Hi,
I have a set of intervals in a data frame and a query interval range. All I want to find the interval ranges that not only overlap with query ranges but also subsequent ranges. For an example, consider the data frame like follows:
df=data.frame(Id=rep("A1",23),start=c(11176,11176,11176,11176,11176,11176,11176,11177,11177,11177,11177,11177,11177,11178,11178,11179,11179,11179,11233,11233,11233,11233,11233),end=11205,11206,11206,11206,11206,11206,11207,11206,11206,11208,11206,11208,11209,11206,11206,11203,11204,11204,11263,11263,11263,11263,11264))
If my query range interval is 11176
and 11205
. Then in the data frame df, I would like find the intervals that overlap my query interval range and also intervals that overlap the overlapping intervals of query range.

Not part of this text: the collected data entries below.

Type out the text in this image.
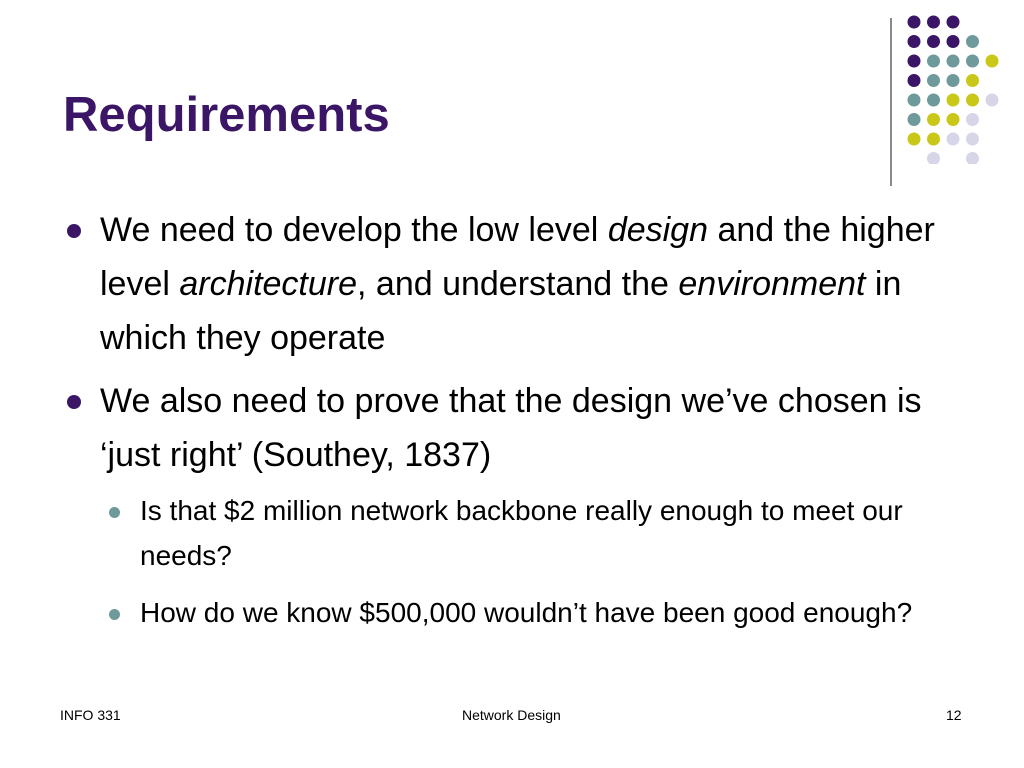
Requirements
We need to develop the low level design and the higher level architecture, and understand the environment in which they operate
We also need to prove that the design we’ve chosen is ‘just right’ (Southey, 1837)
Is that $2 million network backbone really enough to meet our needs?
How do we know $500,000 wouldn’t have been good enough?
INFO 331	Network Design	12
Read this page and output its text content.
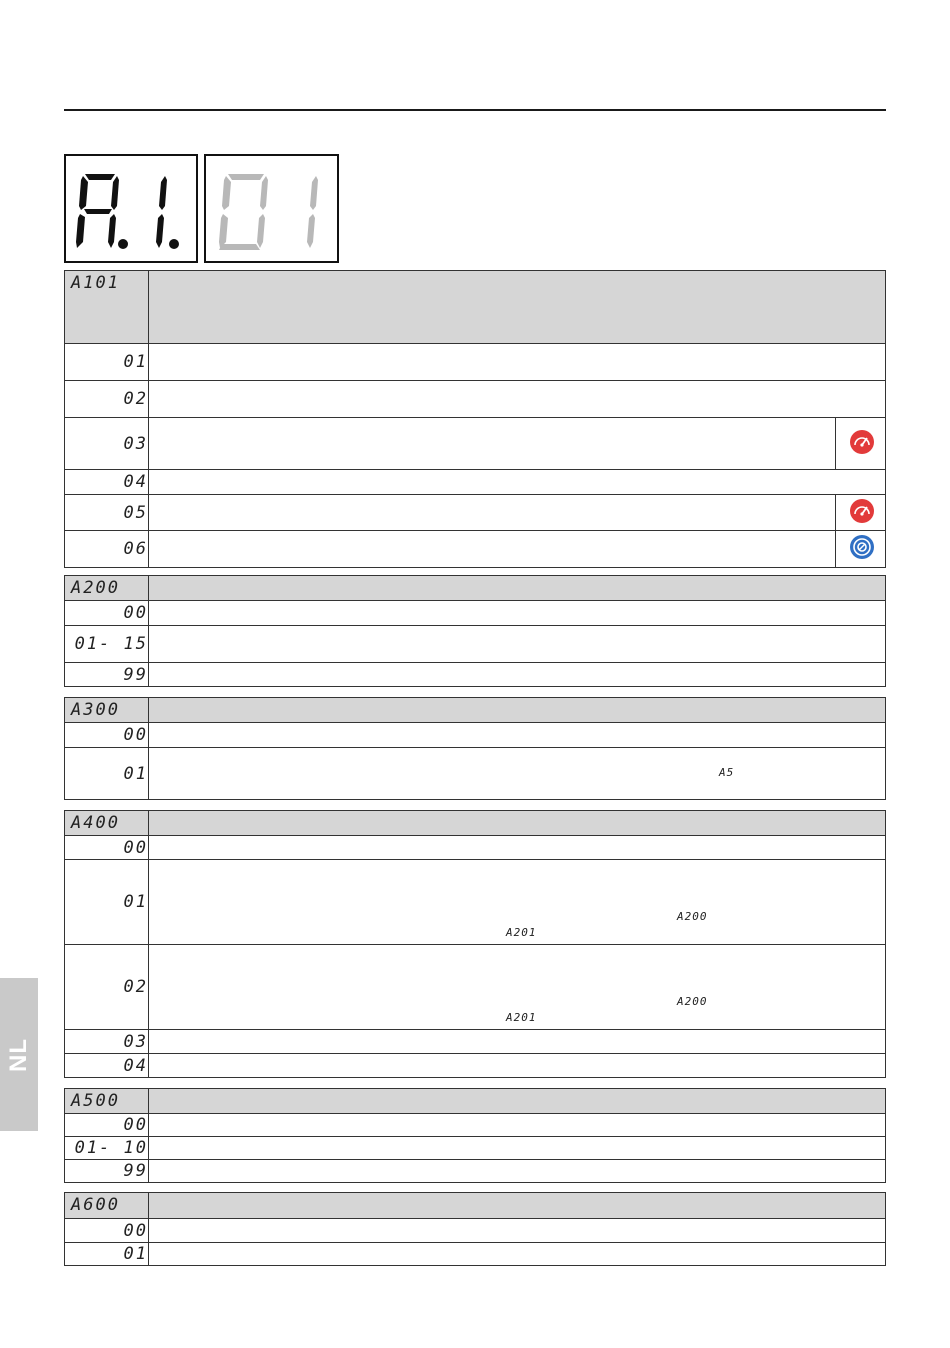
A101		
01		
02		
03		
04		
05		
06		
A200	
00	
01- 15	
99	
A300	
00	
01	A5
A400	
00	
01	A200
A201

02	A200
A201

03	
04	
A500	
00	
01- 10	
99	
A600	
00	
01	
NL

Below is my R code but for some reasons it is not giving me the output I desire. I expect the output 11179
and 11204
but some how my code is outputting only the range 11178
and 11206
.
temp_start= 11176
temp_end=11206
for(i in 1:dim(df)[1])
{
final_start=temp_start
final_end=temp_end
if((findInterval(final_end,c(df$start[i],df$end[i]),rightmost.closed = T,left.open = T)==1L) || (findInterval(final_start,c(df$start[i],df$end[i]),rightmost.closed = T,left.open = T)==1L))
{
final_start=df$start[i]
final_end=df$end[i]
print(final_start)
print(final_end)
}
}
The above code take the query_start(11176
) and query_end(11206
) as input. Later I check either the temp_start or temp_end must be be within the ranges of the interval ranges in data frame df
. If it is then this interval range is taken and being checked whether this interval's range start or end must be within the range of next interval range in for loop.
Any guidance would be highly appreciated. thanks in advance.
There is a typo in your first example, you should add "=c(" after "end" in the declaration of df. Moreover this dataframe seems to contain many identical duplicated entries. In any case I would recommend you GRanges for working with genomic ranges.